Wednesday, March 25, 2020

I started off the day with a successful online meeting about a community hub. It involved some 20 people: Brampton City staff, a developer and their consultants, those consultants working on the program and design for the hub. After a rocky start staring a mute screen with no audio we were able to get the technology to work it was truly impressive how quickly we have adapted to the process of screen sharing and multi-party discussions online and how much we were able to get done.

Something I have been talking about today with my colleagues in the design world is the value of building in redundancy as a key factor in making cities resilient, ensuring that there are multiple ways of doing things when one system, network or mechanism fails.
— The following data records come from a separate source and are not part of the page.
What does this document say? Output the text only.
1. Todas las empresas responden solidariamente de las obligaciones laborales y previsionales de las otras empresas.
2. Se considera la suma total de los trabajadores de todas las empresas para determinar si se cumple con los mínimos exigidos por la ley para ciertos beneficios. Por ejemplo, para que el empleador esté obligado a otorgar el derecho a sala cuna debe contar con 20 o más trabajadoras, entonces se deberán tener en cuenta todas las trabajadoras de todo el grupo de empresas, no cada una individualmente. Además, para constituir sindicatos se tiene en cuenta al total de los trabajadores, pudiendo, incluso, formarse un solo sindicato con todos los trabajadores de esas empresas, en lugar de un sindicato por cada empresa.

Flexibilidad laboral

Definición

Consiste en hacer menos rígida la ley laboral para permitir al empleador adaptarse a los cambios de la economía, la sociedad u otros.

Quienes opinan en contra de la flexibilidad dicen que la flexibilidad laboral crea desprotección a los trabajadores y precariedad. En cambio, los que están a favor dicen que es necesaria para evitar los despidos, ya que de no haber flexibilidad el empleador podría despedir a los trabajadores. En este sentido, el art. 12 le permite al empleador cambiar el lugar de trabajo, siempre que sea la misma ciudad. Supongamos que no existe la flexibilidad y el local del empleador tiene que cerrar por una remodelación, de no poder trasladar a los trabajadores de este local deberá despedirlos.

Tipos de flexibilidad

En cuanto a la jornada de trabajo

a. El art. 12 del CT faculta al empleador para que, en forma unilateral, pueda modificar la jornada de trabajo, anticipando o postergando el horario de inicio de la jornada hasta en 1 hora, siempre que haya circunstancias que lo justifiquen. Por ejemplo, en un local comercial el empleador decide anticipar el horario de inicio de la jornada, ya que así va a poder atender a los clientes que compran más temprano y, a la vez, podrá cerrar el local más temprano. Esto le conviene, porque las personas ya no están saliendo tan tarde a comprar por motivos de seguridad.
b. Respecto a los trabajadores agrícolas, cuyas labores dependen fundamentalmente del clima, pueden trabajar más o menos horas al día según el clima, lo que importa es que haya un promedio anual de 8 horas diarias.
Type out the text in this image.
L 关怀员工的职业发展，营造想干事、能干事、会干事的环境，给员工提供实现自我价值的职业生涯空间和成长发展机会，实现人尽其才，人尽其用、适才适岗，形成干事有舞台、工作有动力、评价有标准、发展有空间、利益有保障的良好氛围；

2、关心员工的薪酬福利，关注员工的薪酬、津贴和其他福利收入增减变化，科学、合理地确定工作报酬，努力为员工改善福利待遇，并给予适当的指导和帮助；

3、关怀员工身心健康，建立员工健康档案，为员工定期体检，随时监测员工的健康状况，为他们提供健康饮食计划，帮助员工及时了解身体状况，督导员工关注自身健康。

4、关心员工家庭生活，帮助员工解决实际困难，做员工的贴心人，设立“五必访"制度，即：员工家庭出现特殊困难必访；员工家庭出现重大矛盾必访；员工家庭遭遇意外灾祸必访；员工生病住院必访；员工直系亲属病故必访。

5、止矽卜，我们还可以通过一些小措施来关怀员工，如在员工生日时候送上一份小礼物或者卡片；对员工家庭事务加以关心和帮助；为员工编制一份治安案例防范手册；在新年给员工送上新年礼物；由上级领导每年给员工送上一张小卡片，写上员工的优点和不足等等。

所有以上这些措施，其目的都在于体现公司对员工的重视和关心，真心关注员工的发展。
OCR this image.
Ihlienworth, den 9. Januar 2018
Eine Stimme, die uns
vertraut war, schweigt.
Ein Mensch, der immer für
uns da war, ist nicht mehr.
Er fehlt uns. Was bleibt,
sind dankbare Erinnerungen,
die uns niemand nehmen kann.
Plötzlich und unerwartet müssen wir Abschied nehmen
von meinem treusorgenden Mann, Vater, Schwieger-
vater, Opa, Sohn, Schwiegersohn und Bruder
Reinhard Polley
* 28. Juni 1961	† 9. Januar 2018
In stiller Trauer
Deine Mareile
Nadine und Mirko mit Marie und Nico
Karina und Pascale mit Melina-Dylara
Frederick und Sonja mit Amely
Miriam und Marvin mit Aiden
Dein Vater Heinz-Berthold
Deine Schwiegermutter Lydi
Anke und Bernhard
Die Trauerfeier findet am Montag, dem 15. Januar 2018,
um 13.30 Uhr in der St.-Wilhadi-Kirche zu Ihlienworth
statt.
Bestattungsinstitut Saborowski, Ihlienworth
The most obvious example is how the internet has come to the rescue as a way of maintaining social cohesion in a time of physical distancing, but others come to mind like being able to walk or bike when it is uncomfortable to share tight spaces in transit vehicles, activating local supply chains when longer ones no longer work, using public buildings for multiple purposes like transforming the immense Javits Convention Center in NYC to a field hospital, converting production lines to new purposes in the breech like shifting from perfume to hand sanitizers etc. It leads to a way of thinking about designing things, places and systems to be inherently multi-valent, capable of many uses and interpretations and nimble conversion.

A non-physical corollary is the tapping of social capital. Studies of cities experiencing terrible heat waves, for example, showed that neighbourhoods–even less affluent ones–where residents knew each other, and had a sense of belonging to a community, were more inclined to look out for each other, particularly the elderly. In times of great need, this accumulated social capital is converted into a valuable resource for self and community preservation.